|Canadian Leopard C1s in 1/100 scale for "Team Yankee"|
My pent-up interest in Cold War armour has been well and truly unleashed in this edition of the AHPC! I haven't painted this many 15mm tanks in several years, and it has been a lot of fun so far. I love tanks! After a couple of weeks of working up my West German Bundeswehr forces, we turn today to another NATO member - my home team, the Canadians!
During most of the Cold War, and particularly the mid-80s period envisioned by the game "Team Yankee", Canada's contribution to the forward-deployed land defences of West Germany was the 4th Canadian Mechanized Brigade Group. They were based in the Central Front zone and were intended to act as a reserve for the US VII Corps or German II Corps. While the 4th CMBG was mostly a mechanized formation, with stout infantry of the Royal Canadian Regiment and the "Vandoos" trooping around in M113 APCs, the cutting edge were the Leopard C1s of the Royal Canadian Dragoons.
|Leopard C1 troop - 1/100 models from "Armies Army"|
|Armies Army models - showing the lovely casting of the low-light TV system over the mantlet, and the FN MAG on the cupola|
And while I'm not much of a rivet-counter (or so I like to believe, at least), I still get bugged by little details, small things here and there that still stand out on even small model. Get them right, and bang, it all "looks" right! Get them wrong and it's...well, it's OK...but it just bugs me...
Should either of these things really matter on a 1/100 scale model of a tank? Well, no...but...yes! What is wrong with me? I'm such a DORK.

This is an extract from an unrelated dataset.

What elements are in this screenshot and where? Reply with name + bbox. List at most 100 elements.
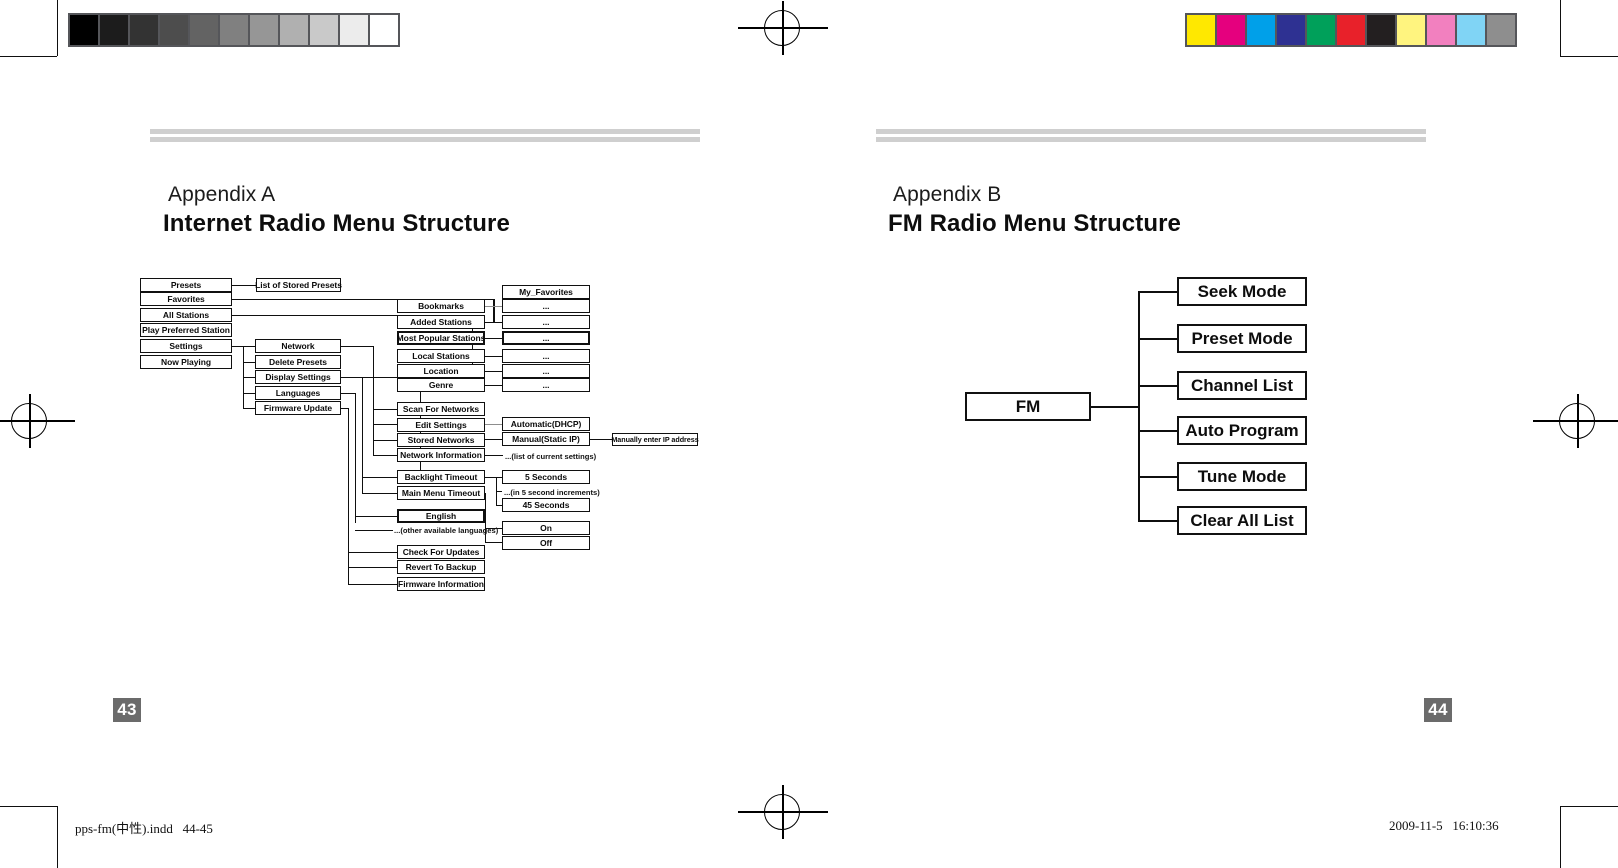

|Another view of the PSC models...the targeting camera is not as detail as it is on the Armies Army model, but still great and well done to PSC for thinking of those sorts of "little things"...|
There are nine tanks in the photos here - three are from the Plastic Soldier Company, and the balance are from Armies Army. The Plastic Soldier Company models are a treat to assemble, and they have options for the little targeting camera on the mantlet to suit the Canadian variant, which is just great for a nutter like me! Only downside if the cupola MG is still the German MG3, and that is the only option on the sprue. I worked around that by swapping in some FN MAGs from a pack of Peter Pig 1/100 IDF Centurion Shots that I haven't painted yet (long-abandoned Lebanon project - don't ask).
The Armies Army vehicles are a mix of resin and metal parts. I love that the Armies Army variant comes with all of the proper accessories - the FN MAG for the cupola, a well-sculpted thermal jacket on the main gun barrel, etc. PLUS he sells you tons of stowage, something I will add more on later. But they are slightly trickier to assemble - you don't get the razor-sharp precision you do with the plastic kits from PSC. With the treads in particular there were a few challenges...but in all, the Armies Army effort is just so cool because it is so utterly complete - well aligned to the mind of a wargaming nutter like me!

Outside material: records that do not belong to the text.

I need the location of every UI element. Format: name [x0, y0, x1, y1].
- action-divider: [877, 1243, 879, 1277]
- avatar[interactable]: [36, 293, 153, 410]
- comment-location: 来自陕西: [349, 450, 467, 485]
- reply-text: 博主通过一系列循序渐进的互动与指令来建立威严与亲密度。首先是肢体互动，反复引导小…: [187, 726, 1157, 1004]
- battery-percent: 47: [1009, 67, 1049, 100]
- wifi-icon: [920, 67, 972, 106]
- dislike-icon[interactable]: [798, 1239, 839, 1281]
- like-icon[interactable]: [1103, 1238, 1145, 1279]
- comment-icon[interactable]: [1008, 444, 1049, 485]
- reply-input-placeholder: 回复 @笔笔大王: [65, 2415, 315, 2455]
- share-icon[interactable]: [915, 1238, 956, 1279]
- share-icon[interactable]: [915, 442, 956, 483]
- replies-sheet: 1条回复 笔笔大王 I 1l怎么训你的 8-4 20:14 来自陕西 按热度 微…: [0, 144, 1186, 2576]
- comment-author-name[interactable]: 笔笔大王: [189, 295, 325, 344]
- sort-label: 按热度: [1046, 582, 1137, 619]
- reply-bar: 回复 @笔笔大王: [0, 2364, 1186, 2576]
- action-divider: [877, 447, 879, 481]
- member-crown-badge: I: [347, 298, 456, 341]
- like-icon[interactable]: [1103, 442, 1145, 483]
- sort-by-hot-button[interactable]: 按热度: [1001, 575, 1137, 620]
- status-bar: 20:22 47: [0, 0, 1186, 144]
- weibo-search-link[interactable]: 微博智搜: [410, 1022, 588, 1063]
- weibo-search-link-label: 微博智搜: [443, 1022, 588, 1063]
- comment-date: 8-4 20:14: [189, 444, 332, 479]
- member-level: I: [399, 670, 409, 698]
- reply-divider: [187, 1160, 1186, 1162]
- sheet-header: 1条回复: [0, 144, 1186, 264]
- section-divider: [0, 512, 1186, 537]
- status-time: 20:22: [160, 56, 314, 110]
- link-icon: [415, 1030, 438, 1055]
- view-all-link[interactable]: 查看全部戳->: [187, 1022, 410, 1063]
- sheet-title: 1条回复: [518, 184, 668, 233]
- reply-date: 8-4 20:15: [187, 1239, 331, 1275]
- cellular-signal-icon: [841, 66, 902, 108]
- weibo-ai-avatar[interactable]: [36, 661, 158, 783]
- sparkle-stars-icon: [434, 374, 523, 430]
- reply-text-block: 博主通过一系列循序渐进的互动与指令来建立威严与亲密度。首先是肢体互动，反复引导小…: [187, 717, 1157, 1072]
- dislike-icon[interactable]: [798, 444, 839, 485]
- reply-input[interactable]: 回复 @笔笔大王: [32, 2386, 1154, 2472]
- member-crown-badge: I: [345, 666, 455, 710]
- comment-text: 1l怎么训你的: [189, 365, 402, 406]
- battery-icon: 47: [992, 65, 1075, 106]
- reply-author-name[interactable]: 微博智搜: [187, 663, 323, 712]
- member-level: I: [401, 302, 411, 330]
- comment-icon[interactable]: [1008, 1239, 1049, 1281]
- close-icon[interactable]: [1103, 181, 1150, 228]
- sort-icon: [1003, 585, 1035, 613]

AND, major bonus, you can get DECALS! Yes, the little things that really finish off the models! The downside is that, other than the maple leaf on the turret, the decals are hard to see, as they are small and the black stencils don't show well on the green. Or, they might show in the photos if I ever purchase a light box - but, if you ever see me buying one of those, you'll know I have finally painted every single figure and model I ever want to paint and have moved on to less important things...but anyway...
|Ready to roll out against the Warsaw Pact, eh?|
It's just as good that most of the symbols don't show up too much...the Canadian forces used a series of call signs, numbers, letters and symbols on their vehicles that would leave ancient Byzantine commanders asking "Are you sure? Seems a touch complicated..." Mostly I just wanted to be sure the Maple Leaf showed up on the tabletop - and it does! One of the tanks you see here does have larger decals than the others - these are from a 1/87 scale decal sheet, while the rest are from Armies Army 1/100 decals. I reason the one with the larger decals is just an extreme patriot of some sort, and I'll use it as a Squadron commander or something.
And so, we have a couple of troops from the Royal Canadian Dragoons ready for action on the gaming table tonight! As newly-painted models, what could go wrong?
Keen to try any of these models yourself? I would say "go nuts" with either provider, but to further confuse things (so appropriate for a post about Leopard 1s and Canadians), Plastic Soldier Company appears to have acquired Armies Army...while all involved are excellent folks to deal with, I'm not precisely sure what plans PSC will have for the Armies Army Leopard models. But I do recommend BOTH products.
Furthermore, Battlefront itself has hinted at providing figures for Canadians later this year, part of a rules expansion to be called "Free Nations" or something similar...but if you are like me, and you don't like waiting, go visit PSC right now!
Enough blather! Bottom line, nine 15mm vehicles painted here, should be good for another 54 points or so. With that, I'm off for a little bit! All the best to the Challengers, keep the great submissions rolling in, it's all very inspiring.
I love it! Your commentary on what you did and didn't like really made me chuckle. I don't think anybody reading this will be unfamiliar with the process of things feeling "not right". I hope you also went through the "talking yourself into the fact that nobody will notice and therefore it'll be alright" even though you know you'll never be happy with it and so changing your mind the next day? And I like how you nonchalantly mention that you just happened to have exactly the right MG in another pack lying on the shelves of holding ;)
I like the highlighting you've done on these, dark green can be such a bear to highlight without looking cartoony and I think this is just right. The usual excellent basing work and the decals really work to make them "fit" on the tabletop.
As ever, a pleasure to see the story behind the painting and 54 points winging their way to you over the interweb.